A docente menciona também o valor das amizades em momentos de sofrimento psíquico. Além do apoio que podem oferecer, é essencial que os amigos também estimulem o autocuidado. “É importante incentivar a busca por um psicólogo, um psiquiatra. Dizer que aquilo pelo que a pessoa está passando não é frescura, trata-se de algo sério”, destaca.



Além dos profissionais de saúde, familiares e amigos podem ser uma fonte vital de conforto e ajuda para cuidarmos da mente (Foto: Getty Images)


Conforme explica Janara, a companhia de pessoas com quem o paciente possui laços de afeto pode levar a experiências que estimulem a produção de dopamina, serotonina e endorfina de maneira natural.

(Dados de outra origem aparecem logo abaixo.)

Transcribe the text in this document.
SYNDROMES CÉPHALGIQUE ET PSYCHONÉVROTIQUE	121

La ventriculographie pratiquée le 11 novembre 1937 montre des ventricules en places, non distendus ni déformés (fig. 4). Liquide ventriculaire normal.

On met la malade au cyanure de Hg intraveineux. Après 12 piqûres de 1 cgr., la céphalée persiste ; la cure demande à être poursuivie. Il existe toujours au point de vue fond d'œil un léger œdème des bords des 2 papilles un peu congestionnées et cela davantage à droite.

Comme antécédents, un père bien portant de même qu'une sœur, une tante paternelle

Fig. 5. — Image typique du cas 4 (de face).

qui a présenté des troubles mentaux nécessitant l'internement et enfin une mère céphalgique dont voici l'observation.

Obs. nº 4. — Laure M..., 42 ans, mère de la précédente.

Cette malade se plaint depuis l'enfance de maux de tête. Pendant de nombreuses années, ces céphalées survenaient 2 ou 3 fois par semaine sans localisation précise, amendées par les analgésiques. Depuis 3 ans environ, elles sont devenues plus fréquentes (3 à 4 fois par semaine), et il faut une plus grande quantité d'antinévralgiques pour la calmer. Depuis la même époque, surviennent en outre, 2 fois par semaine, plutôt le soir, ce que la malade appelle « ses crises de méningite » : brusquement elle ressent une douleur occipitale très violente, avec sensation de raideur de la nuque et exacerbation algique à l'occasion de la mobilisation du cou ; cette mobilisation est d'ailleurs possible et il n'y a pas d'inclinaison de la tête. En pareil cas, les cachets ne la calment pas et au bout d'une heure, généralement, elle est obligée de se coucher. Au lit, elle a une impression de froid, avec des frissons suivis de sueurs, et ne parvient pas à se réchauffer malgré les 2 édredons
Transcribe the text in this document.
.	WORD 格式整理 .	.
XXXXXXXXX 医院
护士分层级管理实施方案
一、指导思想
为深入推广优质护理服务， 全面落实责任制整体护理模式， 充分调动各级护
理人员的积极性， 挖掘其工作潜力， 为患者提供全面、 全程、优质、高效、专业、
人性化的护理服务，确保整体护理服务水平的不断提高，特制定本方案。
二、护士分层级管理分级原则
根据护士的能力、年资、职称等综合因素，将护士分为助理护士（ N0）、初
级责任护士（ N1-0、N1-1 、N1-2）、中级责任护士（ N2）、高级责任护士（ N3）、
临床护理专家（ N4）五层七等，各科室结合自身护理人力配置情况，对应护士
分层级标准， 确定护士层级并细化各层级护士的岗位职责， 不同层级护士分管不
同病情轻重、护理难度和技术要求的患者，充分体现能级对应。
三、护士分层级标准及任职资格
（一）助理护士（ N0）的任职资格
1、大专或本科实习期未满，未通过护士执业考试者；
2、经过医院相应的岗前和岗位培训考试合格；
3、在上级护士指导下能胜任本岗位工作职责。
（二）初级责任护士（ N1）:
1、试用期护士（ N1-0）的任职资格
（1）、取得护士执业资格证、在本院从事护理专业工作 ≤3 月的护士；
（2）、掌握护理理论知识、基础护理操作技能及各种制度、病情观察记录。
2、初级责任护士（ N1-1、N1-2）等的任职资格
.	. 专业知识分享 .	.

A psicóloga indica acompanhar a pessoa a uma viagem, a um passeio à praça do bairro, a atividades físicas ou a uma aula de artes, por exemplo. “São momentos que têm a ver com a plasticidade neuronal de fazer novas conexões para produzir hormônios do prazer. E isso está ligado às experiências de vida”, frisa.

Atenção aos pontos fracos

Por estarem mais próximas ao paciente, as pessoas que compõem a rede de apoio podem ter mais atenção aos pontos fracos já conhecidos. “Imagina se a pessoa tem dificuldade com álcool e a família vai fazer um churrasco com muito acesso a cerveja no local? Esses cuidados os familiares podem ter”, exemplifica a psicóloga.

Ela cita também a questão do desemprego, que pode trazer sofrimento psíquico, e do distanciamento, que acontece sem que seja percebido. “Vale a pena diminuir o tempo de celular para estar realmente com o outro. A tecnologia aproxima, mas pode também ser excessiva e distanciar as pessoas, que passam a se sentir muito sozinhas”, sinaliza Janara.

Suporte à rede de apoio

Em muitos casos, quem ocupa lugares de cuidado continuado também precisa de amparo. Ter a oportunidade de compartilhar vivências, ser acompanhado psicologicamente, poder ser ouvido sobre seus próprios sentimentos em relação à situação do paciente e expressar emoções provenientes dessas experiências pode fazer a diferença para a saúde mental de uma rede de apoio.



Pessoas que participam de redes de apoio também precisam de atenção em relação à própria saúde mental (Foto: Getty Images)


Há associações de pacientes e familiares que ocupam essa importante função de dar suporte emocional às redes de apoio. Como exemplo, destacam-se grupos nos Centros de Atenção Psicossocial (CAPS) e nas Unidades Básicas de Saúde, como postos de saúde.

“Quem faz parte da rede de apoio precisa de cuidados. Em uma perspectiva ampliada, estou lembrando do professor, do policial, do profissional da saúde, do trabalhador. Para cuidar da própria saúde mental, é necessário descanso e lazer, além de alternativas como psicoterapia e artes”, conclui Janara.